Eden se afeitó y se vistió, preguntándose cómo sería el trabajo que le esperaba. Siempre eran los últimos en enterarse a pesar de que tenían a su cargo la parte más dura de la tarea. Todo el Congreso del Tiempo dependía de la Oficina. El Consejo no era más que un montón de orondos políticos que se rascaban la espalda el uno al otro y pasaban el tiempo cocinando Grandes Negocios. Los Asesores eran un montón de chiflados que se dedicaban a leer en voz alta las tonterías que elaboraban sus cerebros electrónicos. Pero la Oficina era algo distinto, un organismo en cuyas filas formaban hombres de capacidad de sacrificio, que realizaban un trabajo para que la Tierra pudiera prosperar.

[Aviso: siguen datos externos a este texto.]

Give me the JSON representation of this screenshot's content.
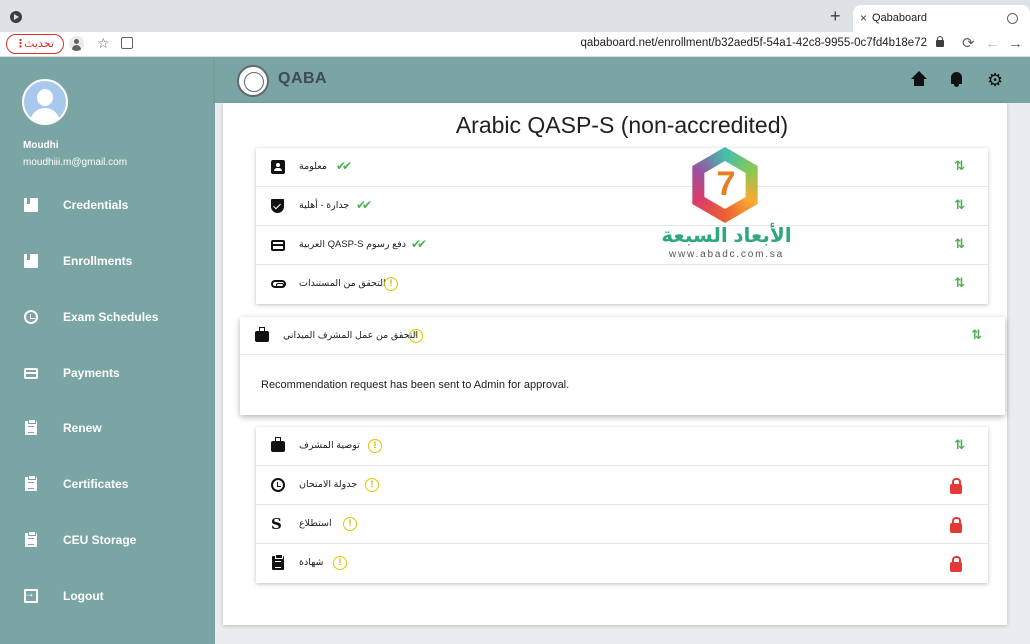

Eden no podía apartar de su pensamiento el problema que le había estado torturando durante todo el viaje. Se pasó una mano por la barbilla, maravillándose de nuevo de la perversidad de las mujeres. Rebecca, de cabellera negra y ojos negros, con una cálida piel blanca, le esperaba al final de aquel viaje, pero sólo si abandonaba la Oficina. A Eden le parecía verla de nuevo, muy cerca de él, mirándose profundamente en sus ojos, la suave palma de su mano apretada contra su mejilla, diciéndole: "No quiero compartirte con ninguna persona ni con ninguna cosa, ni siquiera con tu amada Oficina. Quiero un marido completo. Escoge: la Oficina o yo." Con tras mujeres, Eden se hubiera echado a reír, tomando el asunto a broma. Pero Rebecca, la Rebecca de la larga cabellera negra, era distinta. ¡Todo un problema!

Eden salió de su camarote y se dirigió al comedor. Cuando entró había ya media docena de hombres, charlando y riendo. Pero se interrumpieron al verle llegar y le saludaron.

—Hola, Jim...

—Parece que se te han pegado las sábanas...

—Me alegro de verte, muchacho...

Eden reconoció los síntomas. Estaban tensos, y hablaban y reían en voz demasiado alta. Se sentían aliviados al verle.

Necesitaban apoyarse en alguien y Eden les compadeció un poco por ello. Ahora no tendrían que realizar ningún esfuerzo para aparecer normales. También ellos habían oído el conciliábulo en la cubierta.